Bitcoin whale transfers $188M after 7 years—2,931 BTC to exchange risk

Bitcoin whale transfers resumed after 7 years: wallet “356my” moved 2,931 BTC (about $188M) on Sunday to address “bc1qn”. Analysts at Onchain Lens said the long-held position could be near a ten-fold gain for the holder. Traders will watch Bitcoin whale transfers alongside exchange inflow data. CryptoQuant flagged a high whale-to-exchange ratio (~0.99 YTD) and noted that most exchange deposits trace to the largest transfers—an on-chain pattern that is historically bearish because it can precede sell pressure on spot. Price context matters: BTC traded near the mid-$60,000s after briefly testing the $74,600 support area.

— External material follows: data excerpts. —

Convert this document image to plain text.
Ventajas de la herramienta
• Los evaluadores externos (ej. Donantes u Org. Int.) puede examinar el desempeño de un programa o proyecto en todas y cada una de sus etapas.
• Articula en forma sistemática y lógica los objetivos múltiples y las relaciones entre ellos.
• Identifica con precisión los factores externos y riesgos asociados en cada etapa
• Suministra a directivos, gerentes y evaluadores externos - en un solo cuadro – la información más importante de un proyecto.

At the same time, US spot Bitcoin ETFs add risk, with June seeing record outflows (Farside Investors). Overall, the Bitcoin whale transfers signal potential supply risk, even if the transfers may be handled via OTC/managed routes that limit immediate exchange shocks.
Bearish
The news is bearish for BTC because it combines a major, previously dormant wallet activity with exchange-facing risk indicators. The wallet’s resumption (2,931 BTC) suggests potential supply awakening. CryptoQuant’s high whale-to-exchange ratio and concentration of deposits from top transfers historically correlate with later sell pressure. On top of that, US spot Bitcoin ETF flows have turned into a tailwind for outflows—especially the record-worst June—so even if the whale transfer is managed or OTC-linked, ETF-driven selling pressure can limit downside recovery. Short term: traders may de-risk around exchange inflow headlines, watching for follow-on movements from “bc1qn” or additional large transfers. Long term: if the whale ultimately distributes BTC to exchanges, supply overhang could pressure rallies; however, the exact trading impact depends on whether subsequent moves remain off-exchange.